Kapten Ludtink yang sensitif tak kuasa menahan diri untuk bereaksi. Aku dengar ular ternyata enak, tapi aku sendiri tidak mau mencobanya.
Namun yang terpenting adalah bahwa sarjana itu selamat.
🍲🍲🍲
KAMI dikerumuni oleh orang-orang dari rombongan peneliti ketika tiba di desa terdekat. Saat itulah kami mengetahui bahwa cendekiawan ini adalah salah satu pakar penelitian vegetasi paling terkemuka di kerajaan. Semua orang dari rombongan mengucapkan terima kasih yang sebesar-besarnya kepada kami.
Setelah misi kami selesai, kami menghabiskan satu setengah hari lagi untuk kembali ke ibu kota kerajaan.
Charlotte sedang menunggu kami di barak Skuadron Ekspedisi Kedua.
“Selamat datang kembali, Mell!”
“Senang rasanya kembali, Charlotte.” Aku memeluknya ketika dia berlari ke arahku.
Kapten Ludtink mendatangi kami selanjutnya. “Hei, Charlotte? Kau tidak berbuat jahat selama kami pergi, kan?”

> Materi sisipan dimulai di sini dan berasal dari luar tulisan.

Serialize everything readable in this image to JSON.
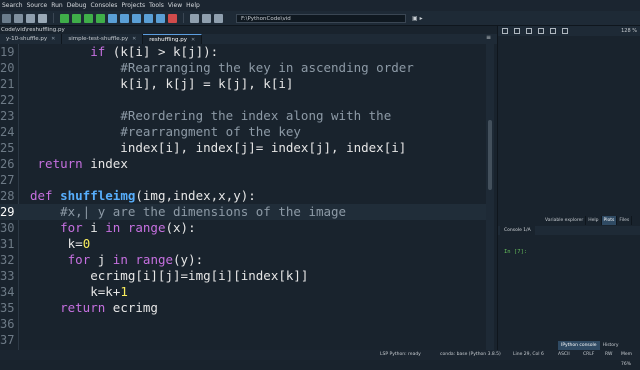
{
  "menu": [
    "Search",
    "Source",
    "Run",
    "Debug",
    "Consoles",
    "Projects",
    "Tools",
    "View",
    "Help"
  ],
  "toolbar": {
    "path": "F:\\PythonCode\\vid"
  },
  "editor": {
    "filepath": "Code\\vid\\reshuffling.py",
    "tabs": [
      {
        "label": "y-10-shuffle.py",
        "active": false
      },
      {
        "label": "simple-test-shuffle.py",
        "active": false
      },
      {
        "label": "reshuffling.py",
        "active": true
      }
    ]
  },
  "code_lines": [
    {
      "num": "19",
      "html": "        <span class='kw'>if</span> (k[i] &gt; k[j]):"
    },
    {
      "num": "20",
      "html": "            <span class='cm'>#Rearranging the key in ascending order</span>"
    },
    {
      "num": "21",
      "html": "            k[i], k[j] = k[j], k[i]"
    },
    {
      "num": "22",
      "html": ""
    },
    {
      "num": "23",
      "html": "            <span class='cm'>#Reordering the index along with the</span>"
    },
    {
      "num": "24",
      "html": "            <span class='cm'>#rearrangment of the key</span>"
    },
    {
      "num": "25",
      "html": "            index[i], index[j]= index[j], index[i]"
    },
    {
      "num": "26",
      "html": " <span class='kw'>return</span> index"
    },
    {
      "num": "27",
      "html": ""
    },
    {
      "num": "28",
      "html": "<span class='kw'>def</span> <span class='fn'>shuffleimg</span>(img,index,x,y):"
    },
    {
      "num": "29",
      "html": "    <span class='cm'>#x,| y are the dimensions of the image</span>",
      "current": true
    },
    {
      "num": "30",
      "html": "    <span class='kw'>for</span> i <span class='kw'>in</span> <span class='bi'>range</span>(x):"
    },
    {
      "num": "31",
      "html": "     k=<span class='num'>0</span>"
    },
    {
      "num": "32",
      "html": "     <span class='kw'>for</span> j <span class='kw'>in</span> <span class='bi'>range</span>(y):"
    },
    {
      "num": "33",
      "html": "        ecrimg[i][j]=img[i][index[k]]"
    },
    {
      "num": "34",
      "html": "        k=k+<span class='num'>1</span>"
    },
    {
      "num": "35",
      "html": "    <span class='kw'>return</span> ecrimg"
    },
    {
      "num": "36",
      "html": ""
    },
    {
      "num": "37",
      "html": ""
    }
  ],
  "right_panel": {
    "zoom": "128 %",
    "pane_tabs": [
      {
        "label": "Variable explorer",
        "active": false
      },
      {
        "label": "Help",
        "active": false
      },
      {
        "label": "Plots",
        "active": true
      },
      {
        "label": "Files",
        "active": false
      }
    ],
    "console_tab": "Console 1/A",
    "prompt": "In [7]:",
    "bottom_tabs": [
      {
        "label": "IPython console",
        "active": true
      },
      {
        "label": "History",
        "active": false
      }
    ]
  },
  "statusbar": {
    "lsp": "LSP Python: ready",
    "conda": "conda: base (Python 3.8.5)",
    "position": "Line 29, Col 6",
    "encoding": "ASCII",
    "eol": "CRLF",
    "mode": "RW",
    "memory": "Mem 76%"
  },
  "colors": {
    "background": "#19232d",
    "keyword": "#c670e0",
    "comment": "#8d9aa6",
    "function": "#57aefc",
    "number": "#faed5c"
  }
}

“Tidak, aku gadis baik! Apa kau juga berbuat baik, Bandit?”
Charlotte tersenyum lebar saat menanyakan hal itu. Senyum sang kapten sendiri mulai berkedut, jadi aku yang menjawabnya.
“Um…yah, Bandit juga anak yang baik.”
“Aku mengerti! Bagus sekali!”
…Tidak usah dikatakan lagi bahwa Kapten Ludtink memarahi saya saat Charlotte tidak ada.